Measuring Coefficients of Linear Thermal Expansion (CTE) with dilatometer

Coefficients of Linear Thermal Expansion CLTE or sometimes abbreviated to CTE is the most common material property measured with a dilatometer and is used for several types of applications including quality control, composites, and advanced materials. The CTE of a material is the relative change of the length of the material with a unit change of temperature. Often measured as  (10 -6m/m * °C) or (10 -6in /in* °F).

CTE is commonly used as a quality control measurement in ceramic / metal production facilties. CTE is easy to measure with a Linseis dilatometer and is very sensitive to small changes of material composition and phase assemblages.

CTE data is tracked for this application using an engineering control chart to create a confidence interval for process control and product quality. Production flow is mantained by using Linseis dilatometers with multiple furnaces that can measure up to four samples at once. This type of application on our quattro dilatometers routinely produces tens of thousands of runs supporting production facility needs.

CTE measurements are used to identify issues with internal stresses in composites and advanced materials created by differing CTE properties. This CTE mismatch can lead to high stress that can degrade performance and/or limiting service life of the composite.
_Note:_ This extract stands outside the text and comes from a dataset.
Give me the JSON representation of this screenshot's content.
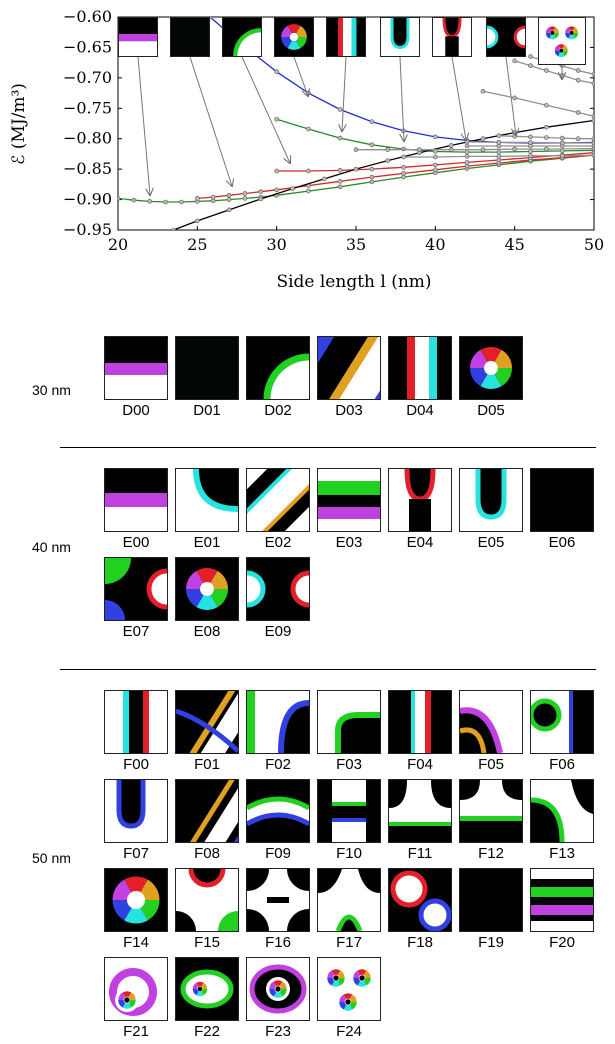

Avoiding or reducing of these stresses can be achieved by developing materials with very low CTE. Other strategies may include the selection of symetrically layered composite designs with different CTE. This type of set up will put free surfaces into compression.

CTE can be used to identify phase tranformations in a material since different phases will have different CTE. The temperature where the CTE changes is called the phase transformation temperature. Understanding these details requires a knowledge of what causes CTE to occur in a material.

CTE is largely governed by lattice parameters: atomic bond coordination, bond strength, and bond distances in a material. Heat causes the atoms to vibrate over larger amplitudes in the crystal lattice. The attractive and repulsive forces between the atoms are not the same. This causes a shift in the average position of atoms as the material is heated. This average position shift is the measured CTE of the material. Since different phases would have different lattice parameters they would also have a different CTE.

The CTE measurement can be used to identify phase transformations, and in particular, the phase transformation temperature in a material. Investigators compile transformation temperature data to create CCT, TTT, and phase diagrams for materials that are used to produce materials with desired properties.